International information
- National side: Netherlands (2002);
- Only ODI (cap 16): 16 September 2002 v Sri Lanka

Career statistics
| Competition | ODI |
| Matches | 1 |
| Runs scored | 0 |
| Batting average | 0.00 |
| 100s/50s | 0/0 |
| Top score | 0 |
| Balls bowled | 30 |
| Wickets | 1 |
| Bowling average | 40.00 |
| 5 wickets in innings | 0 |
| 10 wickets in match | 0 |
| Best bowling | 1/40 |
| Catches/stumpings | 0/– |
- Source: Cricinfo, 19 May 2017

= Victor Grandia =

Dutch cricketer (born 1979)

Victor Grandia (born January 10, 1979, in Amsterdam, North Holland) is a Dutch former cricketer.
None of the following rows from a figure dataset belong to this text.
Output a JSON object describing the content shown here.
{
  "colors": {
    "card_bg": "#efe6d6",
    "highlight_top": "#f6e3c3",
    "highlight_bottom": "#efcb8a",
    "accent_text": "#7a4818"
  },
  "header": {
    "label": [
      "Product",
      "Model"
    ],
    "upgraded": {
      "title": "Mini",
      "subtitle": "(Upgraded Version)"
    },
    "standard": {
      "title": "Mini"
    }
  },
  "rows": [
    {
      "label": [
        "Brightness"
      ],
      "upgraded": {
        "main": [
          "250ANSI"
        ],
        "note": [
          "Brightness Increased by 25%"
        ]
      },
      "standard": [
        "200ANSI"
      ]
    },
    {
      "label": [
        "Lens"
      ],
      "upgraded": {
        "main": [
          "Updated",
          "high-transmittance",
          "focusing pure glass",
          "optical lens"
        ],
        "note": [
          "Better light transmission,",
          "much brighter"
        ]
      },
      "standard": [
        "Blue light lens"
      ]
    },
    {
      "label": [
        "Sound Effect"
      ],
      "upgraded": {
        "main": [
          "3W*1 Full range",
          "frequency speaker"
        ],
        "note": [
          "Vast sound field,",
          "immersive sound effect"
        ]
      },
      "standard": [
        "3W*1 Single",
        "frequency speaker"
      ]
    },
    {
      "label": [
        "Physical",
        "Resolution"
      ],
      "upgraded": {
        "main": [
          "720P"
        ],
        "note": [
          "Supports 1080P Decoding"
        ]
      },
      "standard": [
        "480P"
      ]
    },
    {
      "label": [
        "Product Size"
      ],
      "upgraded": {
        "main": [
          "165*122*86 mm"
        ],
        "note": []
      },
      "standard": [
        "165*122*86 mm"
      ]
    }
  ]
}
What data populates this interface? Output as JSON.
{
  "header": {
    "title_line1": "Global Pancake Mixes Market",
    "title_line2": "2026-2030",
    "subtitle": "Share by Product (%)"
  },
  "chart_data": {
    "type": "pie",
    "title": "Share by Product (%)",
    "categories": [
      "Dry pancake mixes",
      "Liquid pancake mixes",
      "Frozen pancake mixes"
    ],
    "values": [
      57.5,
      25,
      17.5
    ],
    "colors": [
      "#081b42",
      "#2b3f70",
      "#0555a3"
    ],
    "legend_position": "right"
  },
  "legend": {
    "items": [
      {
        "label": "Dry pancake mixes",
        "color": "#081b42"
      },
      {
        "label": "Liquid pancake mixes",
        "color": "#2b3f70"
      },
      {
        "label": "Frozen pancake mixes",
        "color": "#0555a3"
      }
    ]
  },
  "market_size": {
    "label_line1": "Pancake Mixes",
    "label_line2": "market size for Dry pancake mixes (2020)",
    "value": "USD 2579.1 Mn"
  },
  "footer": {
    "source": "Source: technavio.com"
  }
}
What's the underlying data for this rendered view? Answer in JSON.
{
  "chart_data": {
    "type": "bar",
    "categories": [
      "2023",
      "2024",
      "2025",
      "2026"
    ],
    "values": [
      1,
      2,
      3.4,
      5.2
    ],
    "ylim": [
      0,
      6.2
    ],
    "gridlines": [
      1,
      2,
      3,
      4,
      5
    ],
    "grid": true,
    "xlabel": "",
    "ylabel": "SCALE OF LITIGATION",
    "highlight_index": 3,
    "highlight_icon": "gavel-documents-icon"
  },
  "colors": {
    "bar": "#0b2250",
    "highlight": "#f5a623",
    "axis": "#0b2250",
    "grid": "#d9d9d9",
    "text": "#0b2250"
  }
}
A right-handed batsman and a right-arm medium-fast bowler, he played just one ODI game, against Sri Lanka, taking the wicket of Sanath Jayasuriya.

Grandia was part of the Dutch cricket team at the 2003 Cricket World Cup, having played in List A cricket from 2002. He had previously toured England in 1996 with the Dutch Colts and played in the International Youth Tournament in 1997 in Bermuda.